La mañana siguiente vuelva a asomar soleada y fresca, un marco adecuado para desandar los 212 kilómetros de la ruta 3 desde hasta Río Grande. A mitad de camino, debidamente asesorado por la guía Painé, cumplo con la recomendación de comprar facturas y un sándwich en la panadería La Unión, una posta ineludible fundada en 1984 por el pastelero marplatense Emilio Sáez. A esta altura, el ritual -debidamente completado con un picnic junto al lago Fagnano- es cumplido al pie de la letra por centenares de fueguinos y turistas de paso por Tolhuin.

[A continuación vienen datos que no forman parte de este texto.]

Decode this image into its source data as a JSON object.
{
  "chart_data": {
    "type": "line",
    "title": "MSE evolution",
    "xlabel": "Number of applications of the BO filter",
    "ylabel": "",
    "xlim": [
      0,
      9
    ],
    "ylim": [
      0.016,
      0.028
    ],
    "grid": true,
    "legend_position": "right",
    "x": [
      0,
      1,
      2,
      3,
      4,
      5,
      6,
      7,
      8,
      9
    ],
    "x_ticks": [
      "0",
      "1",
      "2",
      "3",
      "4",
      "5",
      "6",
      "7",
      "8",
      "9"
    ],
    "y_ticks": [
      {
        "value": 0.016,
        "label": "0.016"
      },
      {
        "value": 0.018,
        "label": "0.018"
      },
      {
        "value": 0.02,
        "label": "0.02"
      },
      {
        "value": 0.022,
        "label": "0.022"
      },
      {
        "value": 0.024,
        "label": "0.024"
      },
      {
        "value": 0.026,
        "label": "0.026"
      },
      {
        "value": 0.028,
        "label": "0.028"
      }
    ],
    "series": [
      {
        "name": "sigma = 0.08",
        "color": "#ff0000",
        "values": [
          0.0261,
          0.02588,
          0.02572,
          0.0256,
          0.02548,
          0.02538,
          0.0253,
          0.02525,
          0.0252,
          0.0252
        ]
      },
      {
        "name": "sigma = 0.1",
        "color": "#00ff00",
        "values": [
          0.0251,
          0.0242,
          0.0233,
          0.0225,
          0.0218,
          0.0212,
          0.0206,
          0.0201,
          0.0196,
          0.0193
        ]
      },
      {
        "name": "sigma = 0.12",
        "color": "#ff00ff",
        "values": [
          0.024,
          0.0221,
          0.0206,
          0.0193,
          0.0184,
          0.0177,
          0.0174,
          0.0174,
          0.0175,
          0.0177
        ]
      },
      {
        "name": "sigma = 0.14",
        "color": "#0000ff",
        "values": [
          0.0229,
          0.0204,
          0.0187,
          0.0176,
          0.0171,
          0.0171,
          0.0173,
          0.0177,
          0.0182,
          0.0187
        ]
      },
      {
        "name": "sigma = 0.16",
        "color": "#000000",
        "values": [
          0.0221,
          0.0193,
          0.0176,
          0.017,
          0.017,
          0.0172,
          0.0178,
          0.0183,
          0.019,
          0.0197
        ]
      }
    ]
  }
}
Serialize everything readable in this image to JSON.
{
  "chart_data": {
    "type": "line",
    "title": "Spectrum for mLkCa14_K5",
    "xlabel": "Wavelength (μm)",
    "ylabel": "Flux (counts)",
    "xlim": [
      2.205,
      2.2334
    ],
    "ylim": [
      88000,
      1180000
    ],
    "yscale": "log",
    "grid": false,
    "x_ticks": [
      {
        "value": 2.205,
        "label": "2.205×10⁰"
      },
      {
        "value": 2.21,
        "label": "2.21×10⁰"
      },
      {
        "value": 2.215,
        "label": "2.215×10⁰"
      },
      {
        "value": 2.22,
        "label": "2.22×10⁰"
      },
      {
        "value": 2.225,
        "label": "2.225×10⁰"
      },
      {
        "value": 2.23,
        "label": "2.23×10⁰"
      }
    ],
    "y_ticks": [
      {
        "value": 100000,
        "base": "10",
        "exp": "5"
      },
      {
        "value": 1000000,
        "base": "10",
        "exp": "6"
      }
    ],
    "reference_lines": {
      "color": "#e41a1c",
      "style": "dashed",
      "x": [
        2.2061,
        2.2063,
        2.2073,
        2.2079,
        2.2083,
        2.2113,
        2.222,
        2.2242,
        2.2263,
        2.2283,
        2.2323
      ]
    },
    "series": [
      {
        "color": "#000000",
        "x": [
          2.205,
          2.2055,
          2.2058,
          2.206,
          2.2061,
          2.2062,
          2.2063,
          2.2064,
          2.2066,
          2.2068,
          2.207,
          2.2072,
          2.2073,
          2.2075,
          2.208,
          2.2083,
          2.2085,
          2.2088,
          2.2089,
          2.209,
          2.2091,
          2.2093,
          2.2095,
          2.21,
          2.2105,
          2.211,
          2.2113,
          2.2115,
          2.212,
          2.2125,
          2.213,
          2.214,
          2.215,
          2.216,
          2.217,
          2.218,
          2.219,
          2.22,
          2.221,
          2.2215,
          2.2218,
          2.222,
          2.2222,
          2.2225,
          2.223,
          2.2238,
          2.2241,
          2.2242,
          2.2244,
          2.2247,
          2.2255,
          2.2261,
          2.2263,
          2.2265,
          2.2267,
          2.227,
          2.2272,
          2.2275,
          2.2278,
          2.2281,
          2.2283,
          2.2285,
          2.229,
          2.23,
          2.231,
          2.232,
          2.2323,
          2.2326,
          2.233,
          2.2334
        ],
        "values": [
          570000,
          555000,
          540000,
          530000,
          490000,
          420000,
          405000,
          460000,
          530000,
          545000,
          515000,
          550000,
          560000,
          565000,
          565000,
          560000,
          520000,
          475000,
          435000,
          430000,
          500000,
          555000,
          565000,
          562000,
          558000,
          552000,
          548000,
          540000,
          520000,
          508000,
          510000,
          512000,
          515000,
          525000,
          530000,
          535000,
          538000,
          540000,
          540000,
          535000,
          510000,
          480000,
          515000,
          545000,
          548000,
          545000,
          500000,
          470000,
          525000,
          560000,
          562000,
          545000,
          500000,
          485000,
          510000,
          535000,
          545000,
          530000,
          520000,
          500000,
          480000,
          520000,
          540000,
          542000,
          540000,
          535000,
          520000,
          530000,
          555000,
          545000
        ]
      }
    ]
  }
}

El rumbo de la ruta se acomoda decididamente hacia el norte y en el horizonte se perfila el cuerpo desarropado de la estepa. La vista armoniza con las proezas de aventureros que se escuchan en el vehículo. La guía Alejandra Montelongo se detiene en la legendaria figura del ingeniero inglés John Goodall, quien en 1931 no tuvo mejor idea que sembrar huevos de trucha marrón en el norte de la isla y convertir el río Grande en el pesquero de salmónidos más importante del mundo. El relato es retomado por otras voces en Río Grande. Se nutre de otros nombres célebres de esforzados pioneros durante una visita al tambo y la quesería de Escuela Agrotécnica de la Misión Salesiana. En la chocolatería Mamá Flora, Corina Molayoli tiene la delicadeza de rescatar la historia local con una taza de chocolate caliente acompañada con tostadas con dulce de ruibarbo. Colmado por los sabores de Tierra del Fuego, me topo con el dilema de dejarme llevar por ese cordero dorado a la estaca que convoca desde la estancia Las Hijas o caer rendido ante la trucha salmonada rellena a punto de salir a escena en el restó bar De la Ostia. Elijo seguir de largo, convencido de que no es el final de este súbito romance con Tierra del Fuego. Este páramo austral merece otras visitas.